Dell Technologies (DELL) — AI Server Business Gaining Traction While Stock Trades at Discount
Current Price: Trading around $119
Dell Technologies has been conspicuously absent from most AI infrastructure conversations, overshadowed by chipmakers and hyperscalers. But the company is quietly building a significant AI server business that deserves investor attention, particularly at current valuations.
The stock trades at approximately 12 times fiscal 2026 anticipated per-share earnings of nearly $10—a modest multiple for a company experiencing double-digit revenue growth driven by AI demand. Third-quarter revenue grew 11% year-over-year to $27 billion, reflecting Dell’s ability to offer well-customized high-performance platforms for AI workloads.
The AI opportunity is materializing faster than many investors recognize. CFO David Kennedy commented in the Q3 fiscal year 2026 report published in November 2025: “FY26 will be another record year, and we’re raising our AI shipment guidance to roughly $25 billion, up over 150% year over year, and revenue guidance to $111.7 billion, up 17%.”

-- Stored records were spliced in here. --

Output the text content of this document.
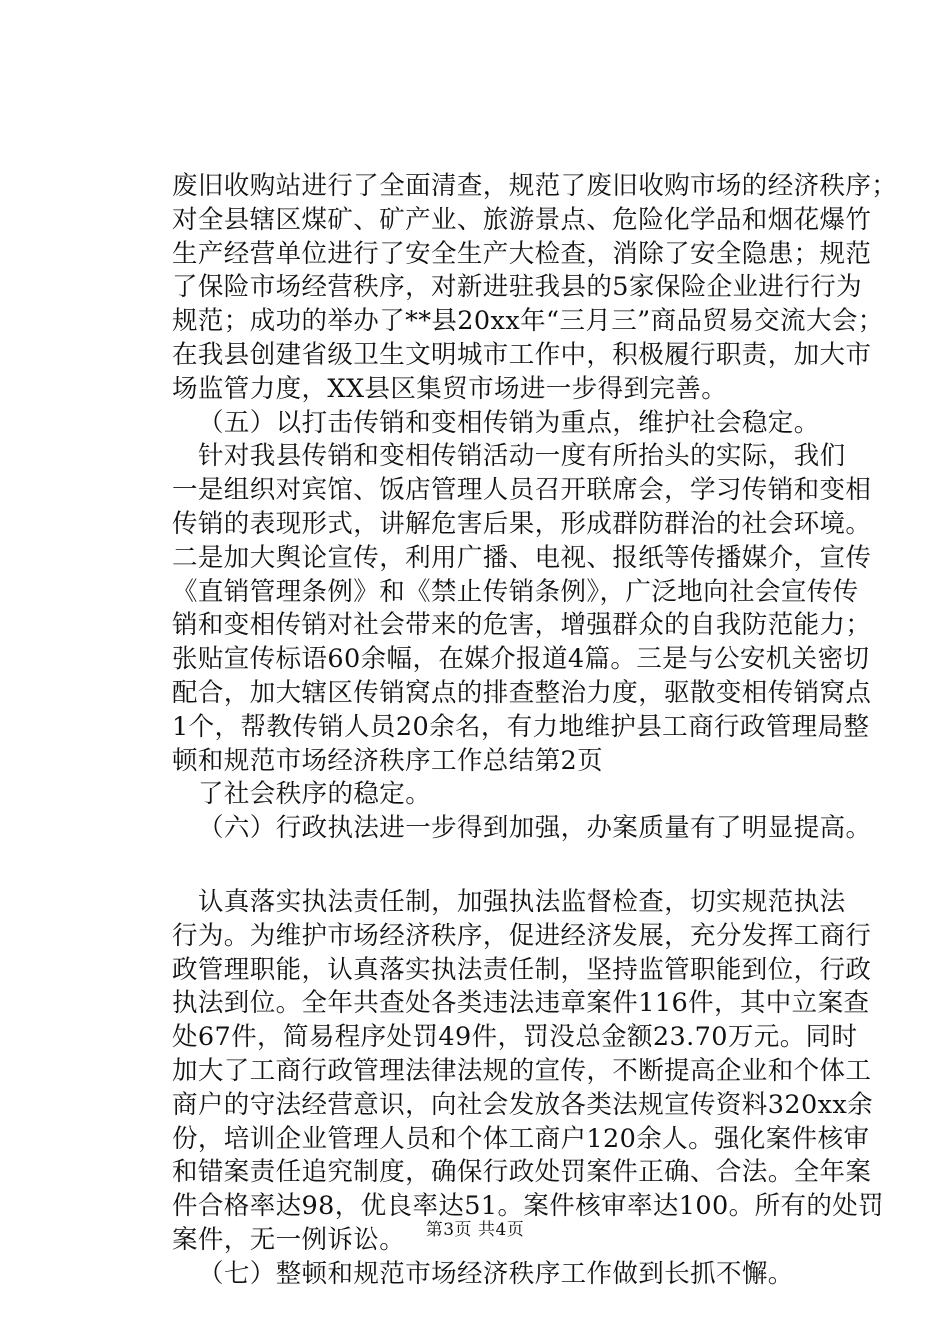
废旧收购站进行了全面清查，规范了废旧收购市场的经济秩序；
对全县辖区煤矿、矿产业、旅游景点、危险化学品和烟花爆竹
生产经营单位进行了安全生产大检查，消除了安全隐患；规范
了保险市场经营秩序，对新进驻我县的5家保险企业进行行为
规范；成功的举办了**县20xx年“三月三”商品贸易交流大会；
在我县创建省级卫生文明城市工作中，积极履行职责，加大市
场监管力度，XX县区集贸市场进一步得到完善。
（五）以打击传销和变相传销为重点，维护社会稳定。
针对我县传销和变相传销活动一度有所抬头的实际，我们
一是组织对宾馆、饭店管理人员召开联席会，学习传销和变相
传销的表现形式，讲解危害后果，形成群防群治的社会环境。
二是加大舆论宣传，利用广播、电视、报纸等传播媒介，宣传
《直销管理条例》和《禁止传销条例》，广泛地向社会宣传传
销和变相传销对社会带来的危害，增强群众的自我防范能力；
张贴宣传标语60余幅，在媒介报道4篇。三是与公安机关密切
配合，加大辖区传销窝点的排查整治力度，驱散变相传销窝点
1个，帮教传销人员20余名，有力地维护县工商行政管理局整
顿和规范市场经济秩序工作总结第2页
了社会秩序的稳定。
（六）行政执法进一步得到加强，办案质量有了明显提高。
认真落实执法责任制，加强执法监督检查，切实规范执法
行为。为维护市场经济秩序，促进经济发展，充分发挥工商行
政管理职能，认真落实执法责任制，坚持监管职能到位，行政
执法到位。全年共查处各类违法违章案件116件，其中立案查
处67件，简易程序处罚49件，罚没总金额23.70万元。同时
加大了工商行政管理法律法规的宣传，不断提高企业和个体工
商户的守法经营意识，向社会发放各类法规宣传资料320xx余
份，培训企业管理人员和个体工商户120余人。强化案件核审
和错案责任追究制度，确保行政处罚案件正确、合法。全年案
件合格率达98，优良率达51。案件核审率达100。所有的处罚
案件，无一例诉讼。
（七）整顿和规范市场经济秩序工作做到长抓不懈。
第3页 共4页
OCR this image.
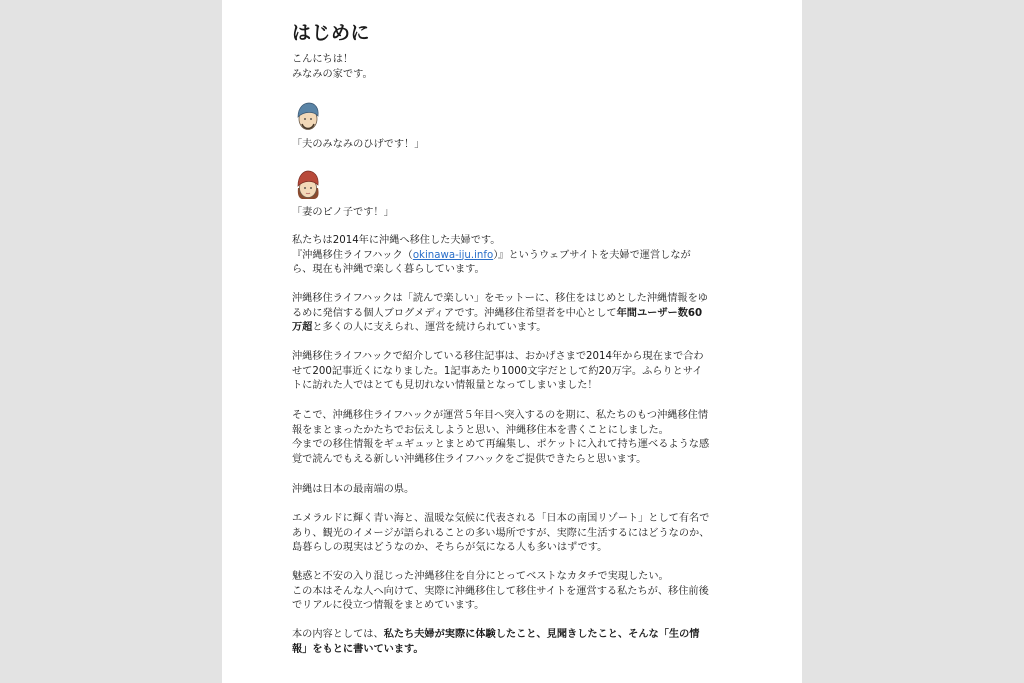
はじめに

こんにちは！
みなみの家です。

「夫のみなみのひげです！」

「妻のピノ子です！」

私たちは2014年に沖縄へ移住した夫婦です。
『沖縄移住ライフハック（okinawa-iju.info）』というウェブサイトを夫婦で運営しなが
ら、現在も沖縄で楽しく暮らしています。

沖縄移住ライフハックは「読んで楽しい」をモットーに、移住をはじめとした沖縄情報をゆ
るめに発信する個人ブログメディアです。沖縄移住希望者を中心として年間ユーザー数60
万超と多くの人に支えられ、運営を続けられています。

沖縄移住ライフハックで紹介している移住記事は、おかげさまで2014年から現在まで合わ
せて200記事近くになりました。1記事あたり1000文字だとして約20万字。ふらりとサイ
トに訪れた人ではとても見切れない情報量となってしまいました！

そこで、沖縄移住ライフハックが運営５年目へ突入するのを期に、私たちのもつ沖縄移住情
報をまとまったかたちでお伝えしようと思い、沖縄移住本を書くことにしました。
今までの移住情報をギュギュッとまとめて再編集し、ポケットに入れて持ち運べるような感
覚で読んでもえる新しい沖縄移住ライフハックをご提供できたらと思います。

沖縄は日本の最南端の県。

エメラルドに輝く青い海と、温暖な気候に代表される「日本の南国リゾート」として有名で
あり、観光のイメージが語られることの多い場所ですが、実際に生活するにはどうなのか、
島暮らしの現実はどうなのか、そちらが気になる人も多いはずです。

魅惑と不安の入り混じった沖縄移住を自分にとってベストなカタチで実現したい。
この本はそんな人へ向けて、実際に沖縄移住して移住サイトを運営する私たちが、移住前後
でリアルに役立つ情報をまとめています。

本の内容としては、私たち夫婦が実際に体験したこと、見聞きしたこと、そんな「生の情
報」をもとに書いています。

That $25 billion AI shipment guidance represents dramatic growth in a business segment that barely existed for Dell a few years ago. The company is capturing demand from enterprises building AI infrastructure without going directly to hyperscalers, as well as from sovereign AI initiatives where governments are investing in domestic AI capabilities.

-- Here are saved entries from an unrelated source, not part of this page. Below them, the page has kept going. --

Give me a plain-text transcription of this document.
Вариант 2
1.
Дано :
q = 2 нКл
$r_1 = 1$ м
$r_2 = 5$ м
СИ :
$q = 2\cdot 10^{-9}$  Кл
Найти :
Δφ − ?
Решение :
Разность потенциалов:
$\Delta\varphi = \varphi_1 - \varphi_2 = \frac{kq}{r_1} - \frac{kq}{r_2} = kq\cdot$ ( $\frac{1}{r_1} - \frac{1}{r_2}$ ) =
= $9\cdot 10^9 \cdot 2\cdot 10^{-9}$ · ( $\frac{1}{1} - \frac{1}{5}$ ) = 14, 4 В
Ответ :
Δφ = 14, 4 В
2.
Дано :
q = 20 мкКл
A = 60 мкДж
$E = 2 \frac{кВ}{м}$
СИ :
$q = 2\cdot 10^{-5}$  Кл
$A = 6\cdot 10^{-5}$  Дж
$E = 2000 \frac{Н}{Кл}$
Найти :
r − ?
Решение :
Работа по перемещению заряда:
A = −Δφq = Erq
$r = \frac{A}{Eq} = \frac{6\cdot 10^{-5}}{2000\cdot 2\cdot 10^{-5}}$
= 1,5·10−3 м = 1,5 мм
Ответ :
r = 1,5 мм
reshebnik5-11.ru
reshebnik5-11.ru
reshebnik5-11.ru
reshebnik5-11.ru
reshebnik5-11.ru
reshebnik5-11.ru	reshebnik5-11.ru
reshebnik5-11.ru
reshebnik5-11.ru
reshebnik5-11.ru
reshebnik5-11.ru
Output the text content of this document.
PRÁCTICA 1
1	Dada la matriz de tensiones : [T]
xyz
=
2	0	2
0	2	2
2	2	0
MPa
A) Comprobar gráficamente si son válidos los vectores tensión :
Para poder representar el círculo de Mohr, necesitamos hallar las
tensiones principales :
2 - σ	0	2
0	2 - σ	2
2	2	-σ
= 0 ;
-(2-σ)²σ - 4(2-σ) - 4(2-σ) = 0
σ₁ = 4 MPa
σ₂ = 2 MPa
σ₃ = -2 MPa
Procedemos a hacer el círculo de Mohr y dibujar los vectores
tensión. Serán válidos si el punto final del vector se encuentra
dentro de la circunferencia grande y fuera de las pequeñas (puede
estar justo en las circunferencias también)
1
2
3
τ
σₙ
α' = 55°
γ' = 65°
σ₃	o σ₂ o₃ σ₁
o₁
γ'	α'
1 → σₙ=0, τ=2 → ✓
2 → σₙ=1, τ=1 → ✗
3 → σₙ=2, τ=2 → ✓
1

COO Jeff Clarke provided additional context on the pipeline strength: “Our five-quarter pipeline is multiples of our $18.4 billion backlog with a mix of neocloud, sovereign, and enterprise customers.” A pipeline measuring multiples of an $18.4 billion backlog suggests Dell has substantial visibility into future AI infrastructure demand extending well beyond the current fiscal year.
The customer mix matters. Neocloud customers represent companies building cloud infrastructure outside the traditional hyperscaler model. Sovereign customers are governments investing in AI capabilities for national security and economic competitiveness. Enterprise customers are corporations deploying AI for internal applications. This diversification reduces dependence on any single customer segment and provides multiple growth vectors.

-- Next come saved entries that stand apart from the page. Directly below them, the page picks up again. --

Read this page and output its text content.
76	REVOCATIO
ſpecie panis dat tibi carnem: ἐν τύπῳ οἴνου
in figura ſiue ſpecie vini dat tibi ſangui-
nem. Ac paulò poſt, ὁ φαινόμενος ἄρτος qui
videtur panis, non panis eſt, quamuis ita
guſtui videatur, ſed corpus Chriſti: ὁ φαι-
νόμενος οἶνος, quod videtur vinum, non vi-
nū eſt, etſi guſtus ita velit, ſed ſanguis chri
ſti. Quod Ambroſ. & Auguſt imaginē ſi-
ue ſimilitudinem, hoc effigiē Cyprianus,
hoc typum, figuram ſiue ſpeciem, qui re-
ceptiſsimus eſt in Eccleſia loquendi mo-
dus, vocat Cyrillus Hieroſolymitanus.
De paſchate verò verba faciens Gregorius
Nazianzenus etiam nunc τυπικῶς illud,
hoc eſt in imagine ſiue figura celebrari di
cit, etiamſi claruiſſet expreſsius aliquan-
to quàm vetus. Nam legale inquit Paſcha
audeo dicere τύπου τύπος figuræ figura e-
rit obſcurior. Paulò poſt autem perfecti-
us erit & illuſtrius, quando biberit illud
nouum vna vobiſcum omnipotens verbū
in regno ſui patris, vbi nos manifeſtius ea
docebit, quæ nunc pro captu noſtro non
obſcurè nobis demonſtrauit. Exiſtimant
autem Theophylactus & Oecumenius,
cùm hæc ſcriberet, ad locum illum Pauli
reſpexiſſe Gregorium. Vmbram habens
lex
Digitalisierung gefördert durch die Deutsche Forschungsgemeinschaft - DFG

Despite this encouraging fundamental backdrop, investors have sold off the stock. Dell shares are now down nearly 30% from their early-November peak, creating a disconnect between business performance and stock price. The weakness appears driven by broader malaise surrounding AI stocks rather than Dell-specific concerns.
This creates opportunity. Dell is smaller and more nimble than traditional enterprise hardware companies, allowing it to customize solutions for specific AI workloads and customer needs. The company’s long-standing relationships with enterprise customers provide distribution advantages as these organizations build AI capabilities.
The 12 times forward earnings multiple looks attractive compared to other AI infrastructure providers trading at significantly higher valuations. Dell offers AI exposure without the premium multiples that chip designers and cloud providers command, while still participating in the infrastructure buildout through server and storage systems.
Analysts maintain a consensus price target of $115.39, essentially in line with current levels around $119. While this suggests limited near-term upside based on Street expectations, it also indicates the stock has already absorbed significant pessimism. Any positive catalysts—stronger AI server demand, margin improvements, or broader AI sentiment recovery—could drive upward revisions.
The risk is that AI infrastructure spending moderates or that hyperscalers increasingly build their own server infrastructure rather than purchasing from Dell. However, the diversified customer base across neocloud, sovereign, and enterprise segments provides some insulation against hyperscaler purchasing patterns.
Dell represents a value-oriented approach to AI infrastructure investing. The stock trades at a reasonable multiple despite growing AI revenues that should reach $25 billion in fiscal 2026. For investors seeking AI exposure without paying premium valuations, Dell offers a compelling risk-reward profile at current levels.